Conforme o novo relatório, Vitória da Conquista segue acima da média nacional com atendimento total de água chegando a 96,8% (99,37% na sede urbana) ante a média nacional de 93,91% e atendimento total de esgoto alcançando 83,25% (92,61% na sede urbana) frente a média nacional de 77,19%. Considerando apenas os números da sede urbana, Vitória da Conquista pode ser considerada uma cidade universalizada em saneamento de acordo com o Novo Marco Legal do Saneamento Básico.

Com a recente implantação do Centro de Controle de Operações, um sistema que monitora a rede distribuidora remotamente 24 horas por dia, a redução nas perdas de água na distribuição no município tende a avançar ainda mais frente ao resultado alcançado em 2023 que registrou 26,63% enquanto a média nacional é de 45,43%. Os últimos índices relatados no ranking abordam ainda as perdas no faturamento (água produzida e não faturada) que apresentou o 23,27% e perdas volumétricas que registrou 129,06 litros por ligação em um dia. Os números garantiram nota 9,20 a Vitória da Conquista um crescimento de 0,35 em relação ao ano anterior.
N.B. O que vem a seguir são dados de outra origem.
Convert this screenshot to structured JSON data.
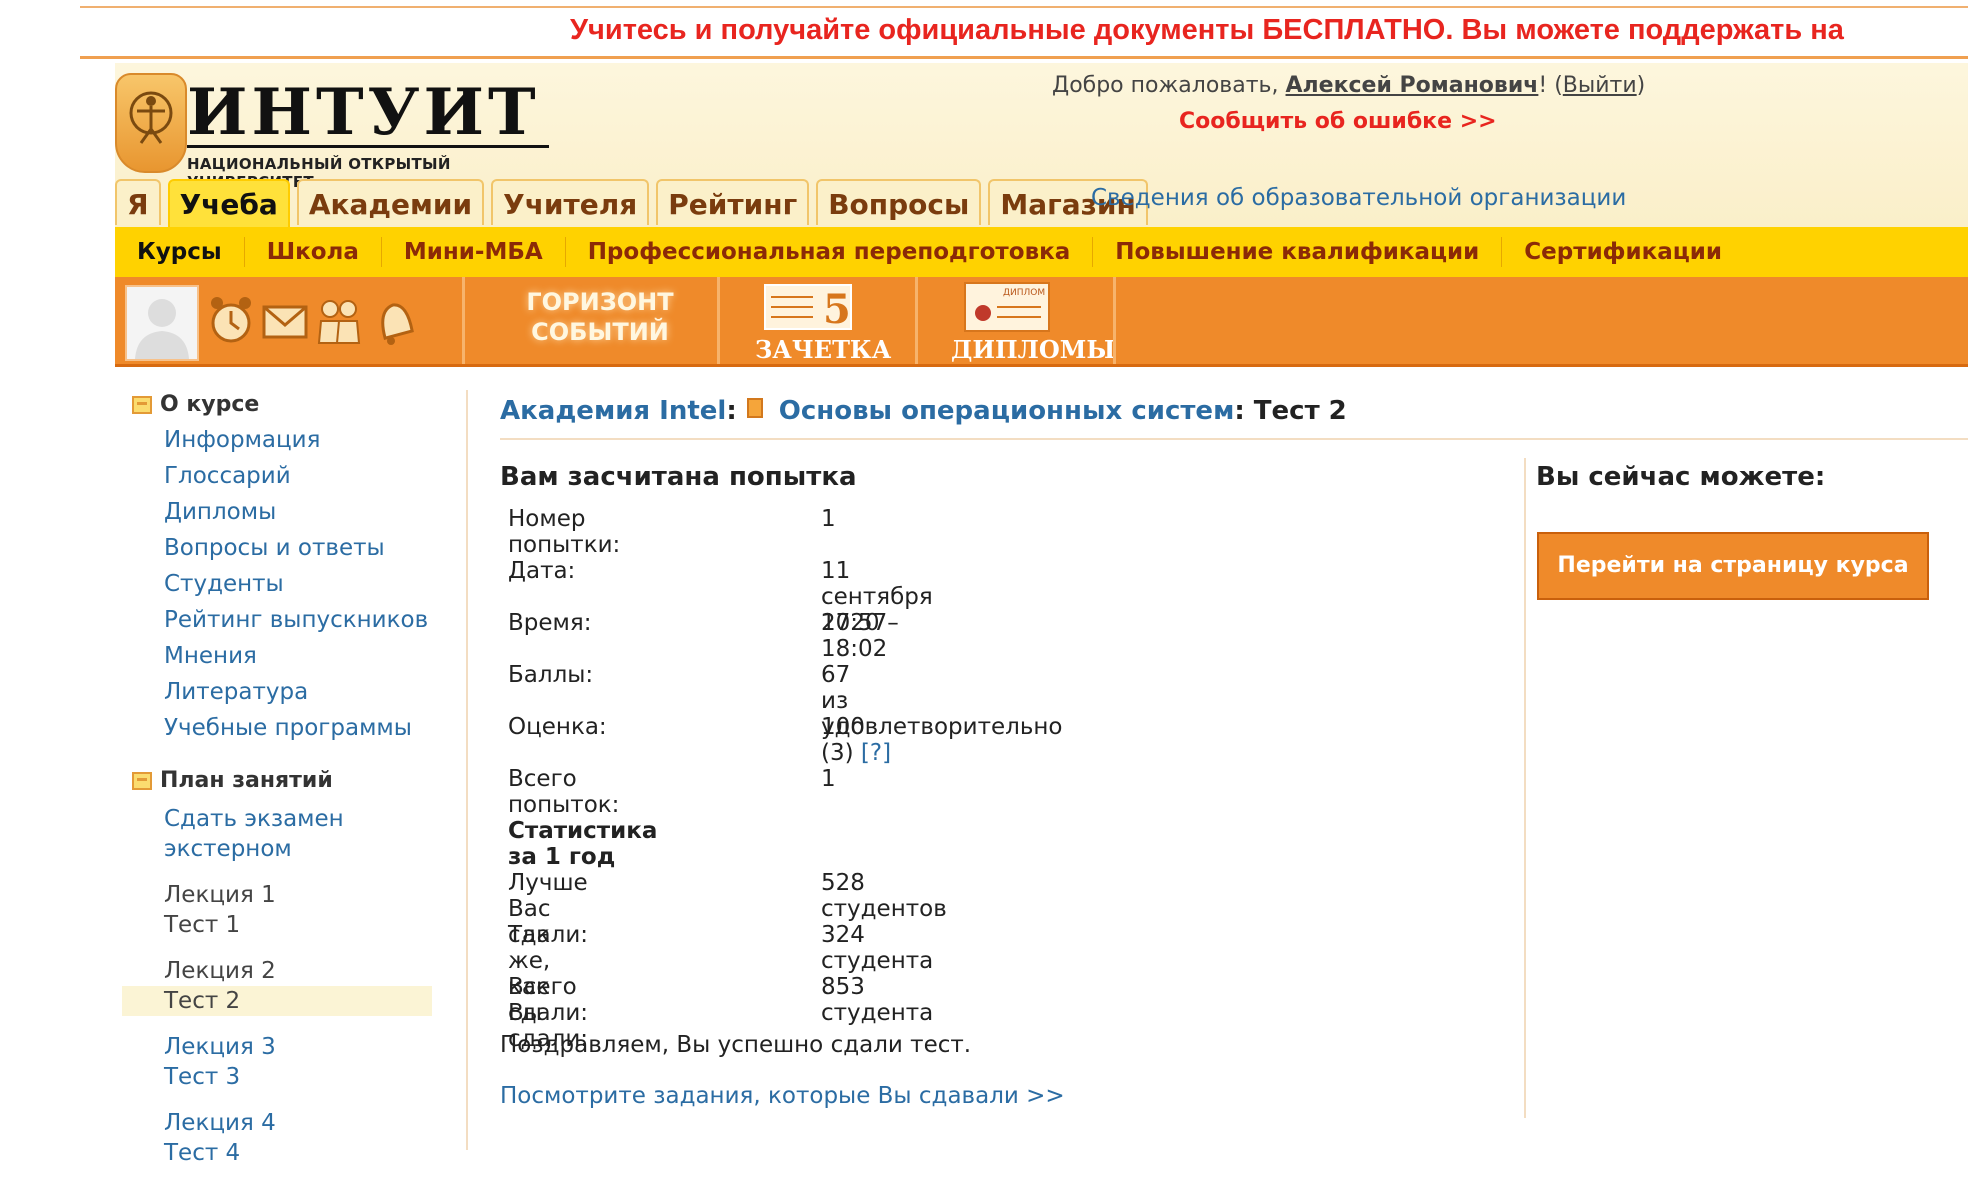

Para o gerente regional da Embasa, Manoel Marques, o resultado do novo ranking reafirma o compromisso da empresa com o município. “É fruto de um planejamento e execução das ações e obras pensadas para atender cada vez melhor a população de uma cidade que está em contínuo crescimento. A relevância do saneamento se associa com a qualidade de vida e o compromisso da Embasa com esse avanço possibilita que Vitória da Conquista se destaque no cenário nacional e se torne uma das melhores cidades para se viver”, comenta.

Na Bahia, o Ranking do Saneamento destaca ainda Salvador, Camaçari e Feira de Santana. A capital baiana entrou na lista das cinco capitais com índice de tratamento de esgoto acima dos 80%, ao lado de Curitiba (PR), Brasília (DF), Boa Vista (RR) e Rio de Janeiro (RJ). Com serviços de água e esgoto operados pela Embasa, a cidade se destaca como uma das capitais do Nordeste mais bem saneadas, com índices de atendimento de 88,45% e 100% de tratamento. Em abastecimento de água, a cidade está com índice de 98,26% de cobertura.

A 17ª edição do Ranking do Saneamento analisa os índices de saneamento dos 100 municípios mais populosos do Brasil, levando em consideração os indicadores de 2023 do Sistema Nacional de Informações em Saneamento Básico (SINISA), publicado pelo Ministério das Cidades.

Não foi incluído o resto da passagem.